Qu’est-ce qui a mangé la bélemnite?

Le premier requin jurassique est l’un des principaux candidats au «tueur» du bélemnite Hybodus hauffianus. Un décrit précédemment H. hauffianus Le fossile était rempli de restes de bélemnite, dont des dizaines de rostres.

Le fossile (à gauche) et l'illustration (à droite) du requin jurassique (Hybodus hauffianus) qui a mangé beaucoup trop de rostra de bélemnite, ce qui a probablement conduit à sa mort.  Remarquez (C) le dessin agrandi du rostra.
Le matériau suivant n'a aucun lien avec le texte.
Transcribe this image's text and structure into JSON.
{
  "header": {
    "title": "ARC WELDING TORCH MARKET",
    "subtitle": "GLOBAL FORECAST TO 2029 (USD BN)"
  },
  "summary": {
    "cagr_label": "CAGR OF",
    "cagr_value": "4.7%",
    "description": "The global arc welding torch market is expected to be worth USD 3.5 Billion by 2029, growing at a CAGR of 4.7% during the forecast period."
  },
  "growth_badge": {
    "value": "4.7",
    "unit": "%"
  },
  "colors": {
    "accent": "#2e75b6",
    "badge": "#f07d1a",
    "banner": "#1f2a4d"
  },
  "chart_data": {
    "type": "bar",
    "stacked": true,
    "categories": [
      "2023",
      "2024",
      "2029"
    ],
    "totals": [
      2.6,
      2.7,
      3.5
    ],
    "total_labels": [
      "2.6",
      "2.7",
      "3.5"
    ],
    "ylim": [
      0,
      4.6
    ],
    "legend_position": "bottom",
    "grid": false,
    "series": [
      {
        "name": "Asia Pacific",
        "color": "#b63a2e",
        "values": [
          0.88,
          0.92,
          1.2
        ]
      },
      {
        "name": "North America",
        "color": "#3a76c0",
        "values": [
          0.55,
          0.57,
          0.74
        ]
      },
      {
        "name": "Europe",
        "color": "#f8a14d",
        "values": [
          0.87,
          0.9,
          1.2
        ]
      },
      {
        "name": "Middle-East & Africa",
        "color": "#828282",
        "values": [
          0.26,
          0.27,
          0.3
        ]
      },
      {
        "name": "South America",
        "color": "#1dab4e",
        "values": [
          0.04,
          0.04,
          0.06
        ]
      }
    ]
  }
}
Le fossile (à gauche) et l’illustration (à droite) du requin jurassique (Hybodus hauffianus) qui a mangé beaucoup trop de rostra bélemnite, ce qui a probablement conduit à sa mort. Remarquez (C) le dessin agrandi du rostra. (Crédit d’image: Klug et al. Swiss J Palaeontol (2021); Photo de R. Böttcher (Copyright Staatliches Museum für Naturkunde à Stuttgart); (CC BY 4.0))
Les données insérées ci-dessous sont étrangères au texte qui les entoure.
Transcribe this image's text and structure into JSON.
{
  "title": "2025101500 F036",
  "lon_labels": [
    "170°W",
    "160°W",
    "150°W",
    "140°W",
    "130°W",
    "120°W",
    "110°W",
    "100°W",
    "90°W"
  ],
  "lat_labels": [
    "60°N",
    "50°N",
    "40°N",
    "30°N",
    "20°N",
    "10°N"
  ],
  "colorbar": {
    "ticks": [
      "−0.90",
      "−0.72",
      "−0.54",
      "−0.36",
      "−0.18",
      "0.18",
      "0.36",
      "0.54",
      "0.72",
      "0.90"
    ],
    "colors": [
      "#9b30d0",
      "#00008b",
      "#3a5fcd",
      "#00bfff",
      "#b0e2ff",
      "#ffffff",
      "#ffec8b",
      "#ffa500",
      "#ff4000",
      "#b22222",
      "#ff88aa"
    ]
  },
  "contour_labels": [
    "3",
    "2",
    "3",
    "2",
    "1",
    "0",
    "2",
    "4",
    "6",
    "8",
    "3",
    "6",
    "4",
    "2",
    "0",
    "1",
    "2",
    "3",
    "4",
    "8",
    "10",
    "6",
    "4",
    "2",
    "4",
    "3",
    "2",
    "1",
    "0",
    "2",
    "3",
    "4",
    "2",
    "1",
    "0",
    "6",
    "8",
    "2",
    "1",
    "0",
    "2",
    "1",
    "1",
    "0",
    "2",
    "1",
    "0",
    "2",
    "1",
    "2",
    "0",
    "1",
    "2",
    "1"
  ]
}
Ce particulier H. hauffianus « Peut-être a rencontré un essaim de bélemnites et est devenu trop enthousiaste à ce sujet: il en a mangé environ 200 mais a oublié de mordre le rostra, obstruant ainsi son estomac, ce qui l’a finalement tué », a déclaré Klug.

D’autres suspects incluent de gros poissons prédateurs, tels que Pachycormus et Saurorhynchus, le crocodile marin Steneosauruset l’ichtyosaure Sténoptérygius, dont les restes d’estomac fossilisés contiennent des méga-hameçons de bélemnite, ont écrit les chercheurs dans l’étude.

L’étude a été publiée en ligne le 29 avril dans le Journal suisse de paléontologie.

Publié à l’origine sur 45Secondes.fr.